Болтали о том, о сём. Речь почему-то зашла об Азии. Ю. К. к слову рассказал, как он однажды искал в Туве «Центр Азии». «Все показывают примерно… а где точно — никто не знает!»
На вечере председательствовала Щипахина. Ю. К. читал стихи «Учитель хоронил ученика» (я понял, что это — о Селезнёве), «Духи».
В зале, кажется, сидел народ случайный — всем хлопали одинаково.
<b>25.12.84.</b>
Поскольку пишу через два дня после встречи (да ещё все эти дни я пьянствовал с приятелями-редакторами), многое передаю примерно. Многое попросту забыл.

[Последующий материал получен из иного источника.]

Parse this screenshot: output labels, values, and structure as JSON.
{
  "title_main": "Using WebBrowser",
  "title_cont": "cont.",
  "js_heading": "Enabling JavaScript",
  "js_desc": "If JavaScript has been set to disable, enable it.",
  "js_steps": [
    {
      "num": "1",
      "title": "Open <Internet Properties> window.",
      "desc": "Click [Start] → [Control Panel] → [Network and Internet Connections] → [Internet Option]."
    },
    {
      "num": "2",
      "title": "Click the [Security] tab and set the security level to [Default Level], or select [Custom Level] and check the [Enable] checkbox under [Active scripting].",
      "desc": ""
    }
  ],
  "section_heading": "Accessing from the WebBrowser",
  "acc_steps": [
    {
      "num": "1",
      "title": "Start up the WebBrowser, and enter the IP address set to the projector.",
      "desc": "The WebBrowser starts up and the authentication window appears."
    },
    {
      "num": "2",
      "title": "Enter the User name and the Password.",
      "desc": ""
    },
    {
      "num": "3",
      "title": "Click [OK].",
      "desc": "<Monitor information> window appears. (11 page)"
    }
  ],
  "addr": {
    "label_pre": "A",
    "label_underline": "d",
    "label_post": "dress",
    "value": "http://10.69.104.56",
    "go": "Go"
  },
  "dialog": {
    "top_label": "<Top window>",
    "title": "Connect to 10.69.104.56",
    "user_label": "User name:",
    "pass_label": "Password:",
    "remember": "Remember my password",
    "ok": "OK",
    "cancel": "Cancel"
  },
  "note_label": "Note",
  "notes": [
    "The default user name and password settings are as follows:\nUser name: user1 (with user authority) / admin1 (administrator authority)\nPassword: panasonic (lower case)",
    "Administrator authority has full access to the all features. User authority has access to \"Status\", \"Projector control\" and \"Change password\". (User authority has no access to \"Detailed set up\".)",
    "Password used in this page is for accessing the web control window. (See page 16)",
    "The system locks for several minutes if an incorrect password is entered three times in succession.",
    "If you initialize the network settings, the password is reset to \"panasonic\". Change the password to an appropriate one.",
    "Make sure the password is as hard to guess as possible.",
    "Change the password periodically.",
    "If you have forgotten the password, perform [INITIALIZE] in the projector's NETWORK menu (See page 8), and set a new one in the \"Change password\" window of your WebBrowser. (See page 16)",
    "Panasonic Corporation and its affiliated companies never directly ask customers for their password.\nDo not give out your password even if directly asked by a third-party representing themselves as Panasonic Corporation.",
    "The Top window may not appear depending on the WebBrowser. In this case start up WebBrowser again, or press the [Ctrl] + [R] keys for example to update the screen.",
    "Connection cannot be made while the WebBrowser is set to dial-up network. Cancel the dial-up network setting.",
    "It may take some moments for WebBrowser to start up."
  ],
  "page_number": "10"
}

Позвонил в понедельник, попросил разрешения увидеться. Договорились на вторник. Я взял с собой бутылку «Пшеничной» водки (0,9) и пол-литровую бутылку «Старки».
Когда мне открыли, он говорил по телефону. Старшая дочь молча указала мне на тапочки — меня уже ждали.
Ю. К. вошёл, пожал мне руку. Прошли в его комнату, он начал накрывать на стол. Много всего принёс, даже супу.
Помогала накрывать дочь. Я спросил, как её зовут.
— Аня.
— А сестру вашу?
— Катя.
Заходила и жена, Батима; он почему-то звал её «Галей», мягко, по-украински произнося звук «г».
Сели, наконец. Он достал из кармана брюк поллитровку. Я остановил его словами: «Может, начнём с другого формата?».
Он глянул недоумённо. Я в ответ вынул свою 0,9.
Покачал головой: большая больно… Потом подумал и послал дочку за капустой на балкон. Дочка что-то замешкалась, он подошёл к ней и помог оторвать кастрюльку с капустой от пола — примёрзла.
Опять сели. Разливал я; по недосмотру налил себе чуть больше, чем ему (стаканы стояли один за другим, я сидел в глубоком кресле и не видел уровней). Он жестом показал: добавь.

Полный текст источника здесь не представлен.